Is this linear search implementation actually useful?

Question

In Matters Computational I found this interesting linear search implementation (it's actually my Java implementation ;-)):

public static int linearSearch(int[] a, int key) {
    int high = a.length - 1;
    int tmp  = a[high];

    // put a sentinel at the end of the array   
    a[high] = key;

    int i = 0;

    while (a[i] != key) {
        i++;
    }

    // restore original value
    a[high] = tmp;

    if (i == high && key != tmp) {
        return NOT_CONTAINED;
    }

    return i;
}

It basically uses a sentinel, which is the searched for value, so that you always find the value and don't have to check for array boundaries. The last element is stored in a temp variable, and then the sentinel is placed at the last position. When the value is found (remember, it is always found due to the sentinel), the original element is restored and the index is checked if it represents the last index and is unequal to the searched for value. If that's the case, -1 (NOT_CONTAINED) is returned, otherwise the index.

While I found this implementation really clever, I wonder if it is actually useful. For small arrays, it seems to be always slower, and for large arrays it only seems to be faster when the value is not found. Any ideas?

EDIT

The original implementation was written in C++, so that could make a difference.

Answer 1

Yes - it does because while loop doesn't have 2 comparisons as opposed to standard search.

It is twice as fast.It is given as optimization in Knuth Vol 3.

Answer 2

A sentinel search goes back to Knuth. It value is that it reduces the number of tests in a loop from two ("does the key match? Am I at the end?") to just one.

Yes, its useful, in the sense that it should significantly reduce search times for modest size unordered arrays, by virtue of eliminating conditional branch mispredictions. This also reduces insertion times (code not shown by the OP) for such arrays, because you don't have to order the items.

If you have larger arrays of ordered items, a binary search will be faster, at the cost of larger insertion time to ensure the array is ordered.

For even larger sets, a hash table will be the fastest.

The real question is what is the distribution of sizes of your arrays?

Answer 3

It's not thread-safe, for example, you can lose your a[high] value through having a second thread start after the first has changed a[high] to key, so will record key to tmp, and finish after the first thread has restored a[high] to its original value.
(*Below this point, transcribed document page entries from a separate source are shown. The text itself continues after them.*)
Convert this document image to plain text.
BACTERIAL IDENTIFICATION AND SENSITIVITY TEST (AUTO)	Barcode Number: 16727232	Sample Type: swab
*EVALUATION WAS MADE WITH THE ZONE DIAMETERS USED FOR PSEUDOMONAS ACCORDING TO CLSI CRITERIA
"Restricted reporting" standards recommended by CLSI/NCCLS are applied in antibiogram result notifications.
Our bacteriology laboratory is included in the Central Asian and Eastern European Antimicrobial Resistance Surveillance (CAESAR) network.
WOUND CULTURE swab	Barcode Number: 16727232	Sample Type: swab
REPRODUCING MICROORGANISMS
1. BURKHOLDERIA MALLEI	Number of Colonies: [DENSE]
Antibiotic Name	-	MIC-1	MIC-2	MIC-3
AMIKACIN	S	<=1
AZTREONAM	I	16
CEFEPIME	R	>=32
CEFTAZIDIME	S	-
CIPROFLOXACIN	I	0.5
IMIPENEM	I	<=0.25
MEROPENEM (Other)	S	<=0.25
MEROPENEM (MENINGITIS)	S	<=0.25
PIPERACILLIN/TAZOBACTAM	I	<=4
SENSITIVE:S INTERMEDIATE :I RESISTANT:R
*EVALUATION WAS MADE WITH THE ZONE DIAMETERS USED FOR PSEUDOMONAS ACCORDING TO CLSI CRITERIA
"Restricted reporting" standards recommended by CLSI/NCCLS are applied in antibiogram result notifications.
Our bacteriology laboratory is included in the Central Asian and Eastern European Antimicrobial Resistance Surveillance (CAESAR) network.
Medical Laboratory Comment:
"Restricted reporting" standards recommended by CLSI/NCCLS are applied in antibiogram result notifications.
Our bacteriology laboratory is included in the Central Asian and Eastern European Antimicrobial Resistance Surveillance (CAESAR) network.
The second thread will restore a[high] to what it first saw, which was the first thread's key.

It's also not useful in java, since the JVM will include bounds checks on your array, so your while loop is checking that you're not going past the end of your array anyway.

Answer 4

Will you ever notice any speed increase from this? No

Will you notice a lack of readability? Yes

Will you notice an unnecessary array mutation that might cause concurrency issues? Yes

Premature optimization is the root of all evil.

Answer 5

See also the 'finding a tiger in africa' joke.
Punchline = An experienced programmer places a tiger in cairo so that the search terminates.

Answer 6

Doesn't seem particularly useful. The "innovation" here is just to get rid of the iteration test by combining it with the match test. Modern processors spend 0 time on iteration checks these days (all the computation and branching gets done in parallel with the match test code).

In any case, binary search kicks the ass of this code on large arrays, and is comparable on small arrays. Linear search is so 1960s.